Sıddık ise bir günde kırk kere değişir. Çünkü o “Mukallibü’l-kulûb” (kalpleri değiştiren) ile berâberdir. O’nun (CC) kudret denizine dalmıştır. Bir dalga gelir onu kaldırır, başka bir dalga gelir aşağı çeker. O, “boş arâzideki bir tüy” (rüzgârın önündeki yaprak) gibi, gassalın önündeki ölü gibi, ana kucağındaki bebek gibi, çevgan oyununcusunun deyneğinin önündeki top gibi, Rabbinin (CC) tasarrufu ve takallübü (değiştirmesi) altındadır. Zâhirini de, bâtınını da O’na (CC) teslim etmiş, O’nun (CC) yönetiminden, idâresinden râzı olmuştur. Bundan dolayı şöyle denmiştir: “Sûfîlerin yemeleri, hastanın yemesi gibi, uyumaları da suda boğulanın uyuması gibidir, konuşmaları ise zarûretten dolayıdır.”

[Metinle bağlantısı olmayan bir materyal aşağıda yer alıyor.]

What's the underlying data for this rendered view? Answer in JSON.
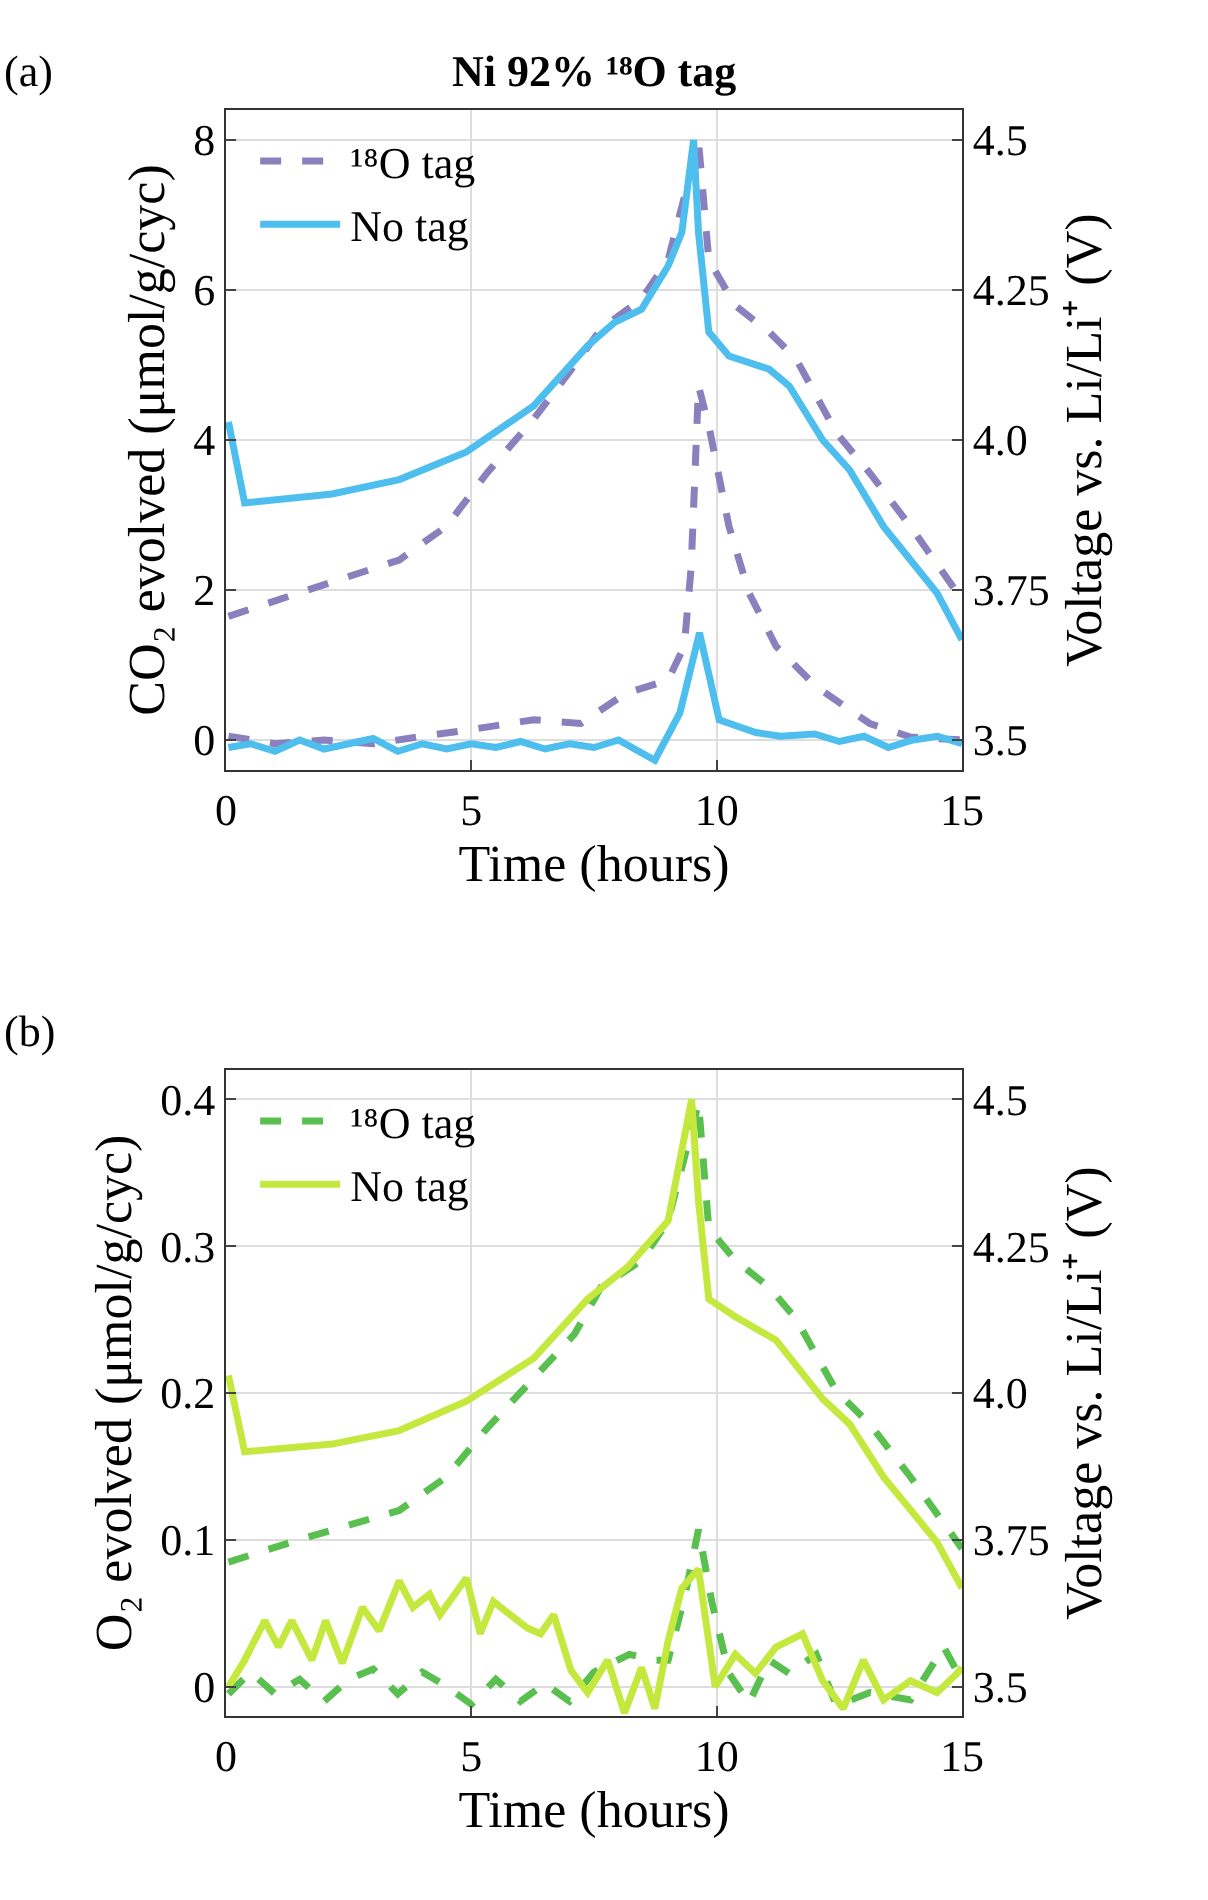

Nasıl böyle olmasınlar ki, onlar diğerlerinin görmediği şeyleri kalpleriyle müşâhede etmişlerdir. Rablerinden (CC) başka her şeyi unutmuşlardır. Dünyâ, âhiret ve bütün mâsivâ onların gözlerinden kaybolmuştur. O’nun (CC) kapısının önüne çadır kurmuşlar, O’nun (CC) kapısının eşiğine muvâfakat yoluyla baş koymuşlardır. Kazâ ve kader onlara hizmet eder, onları alınlarının ortasından öper, onları başlarının üzerinde taşırlar. Onlar eğer sûfilerden değillerse bile, sûfîlere hizmet ederler, onlarla arkadaşlık kurarlar, onlarla oturup kalkarlar, onlara yakınlaşırlar. Mallarını onların uğruna dağıtırlar. Onların konuşmalarındaki hikâyelere değil, fiillerinde onlara tâbi olurlar. Onlara karşı güzel düşünürler, hayran kalırlar.

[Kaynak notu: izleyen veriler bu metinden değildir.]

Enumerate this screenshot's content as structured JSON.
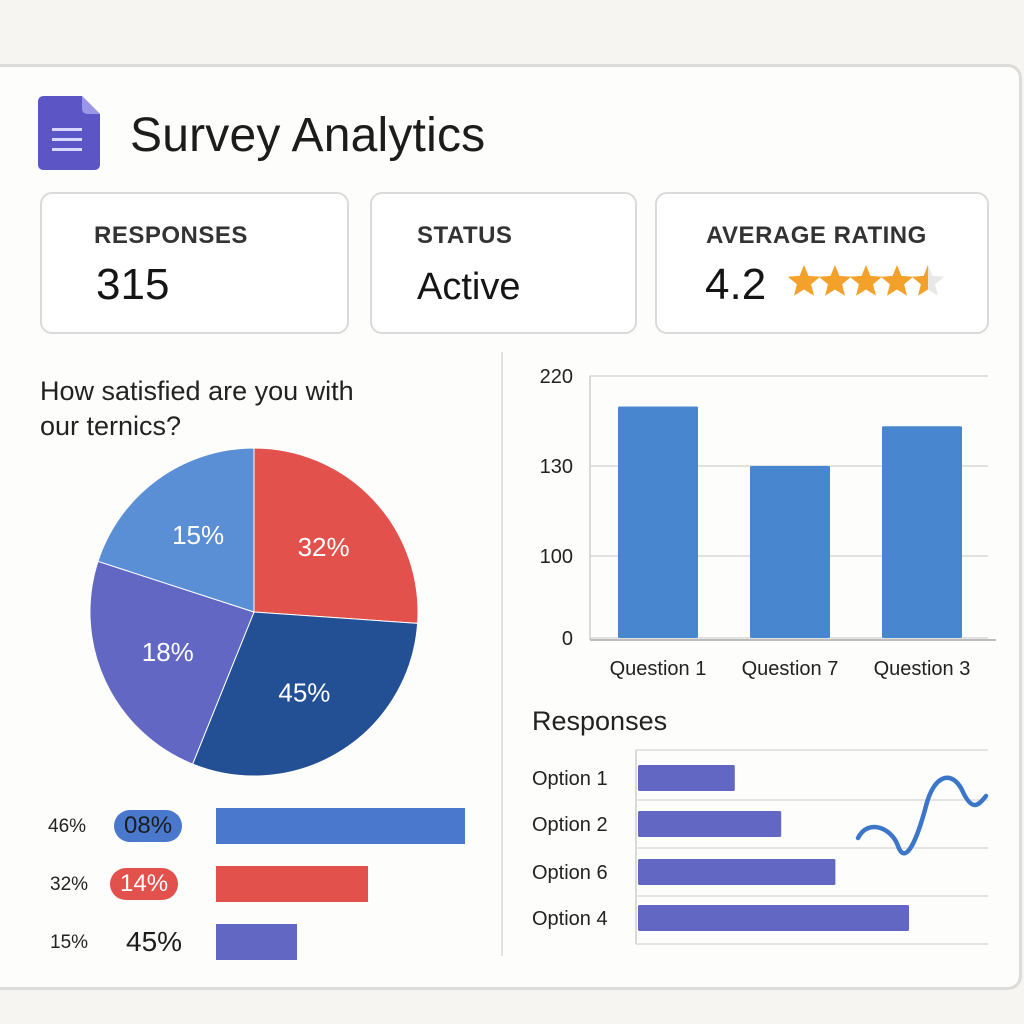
{
  "app": {
    "title": "Survey Analytics",
    "icon": "form-document-icon"
  },
  "stats": {
    "responses": {
      "label": "RESPONSES",
      "value": "315"
    },
    "status": {
      "label": "STATUS",
      "value": "Active"
    },
    "rating": {
      "label": "AVERAGE RATING",
      "value": "4.2",
      "stars": 4.5,
      "star_color": "#f4a12b"
    }
  },
  "question": {
    "text": "How satisfied are you with our ternics?"
  },
  "pie": {
    "chart_data": {
      "type": "pie",
      "slices": [
        {
          "label": "32%",
          "value": 32,
          "color": "#e2514b"
        },
        {
          "label": "45%",
          "value": 45,
          "color": "#234f95"
        },
        {
          "label": "18%",
          "value": 18,
          "color": "#6167c3"
        },
        {
          "label": "15%",
          "value": 15,
          "color": "#5a8fd6"
        }
      ]
    }
  },
  "pie_legend": [
    {
      "left": "46%",
      "pill": "08%",
      "pill_color": "#4a78cc",
      "mid": "",
      "bar_value": 46,
      "bar_color": "#4a78cc"
    },
    {
      "left": "32%",
      "pill": "14%",
      "pill_color": "#e2514b",
      "mid": "",
      "bar_value": 28,
      "bar_color": "#e2514b"
    },
    {
      "left": "15%",
      "pill": "",
      "pill_color": "",
      "mid": "45%",
      "bar_value": 15,
      "bar_color": "#6167c3"
    }
  ],
  "bar_chart": {
    "chart_data": {
      "type": "bar",
      "categories": [
        "Question 1",
        "Question 7",
        "Question 3"
      ],
      "values": [
        175,
        130,
        160
      ],
      "yticks": [
        "220",
        "130",
        "100",
        "0"
      ],
      "color": "#4886d0",
      "grid": true
    }
  },
  "responses_chart": {
    "title": "Responses",
    "chart_data": {
      "type": "bar",
      "orientation": "horizontal",
      "categories": [
        "Option 1",
        "Option 2",
        "Option 6",
        "Option 4"
      ],
      "values": [
        25,
        37,
        51,
        70
      ],
      "color": "#6167c3",
      "grid": true
    },
    "sparkline_color": "#3b76c8"
  }
}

Elbiseni değil, kalbini temizle. Halkın giydiğini giy, ama onların yaptığını yapma. Yemekte, giyinmekte ve nikahta ruhbanlık yoktur. Allah-ü Teâlâ (CC) şöyle buyurmuştur: “…Ruhbanlığı onlar kendileri çıkardı, biz onlara farz kılmamıştık…[1] Hz. Peygamber (SAV) de: “İslâm’da ruhbanlık yoktur[2] buyurmuştur.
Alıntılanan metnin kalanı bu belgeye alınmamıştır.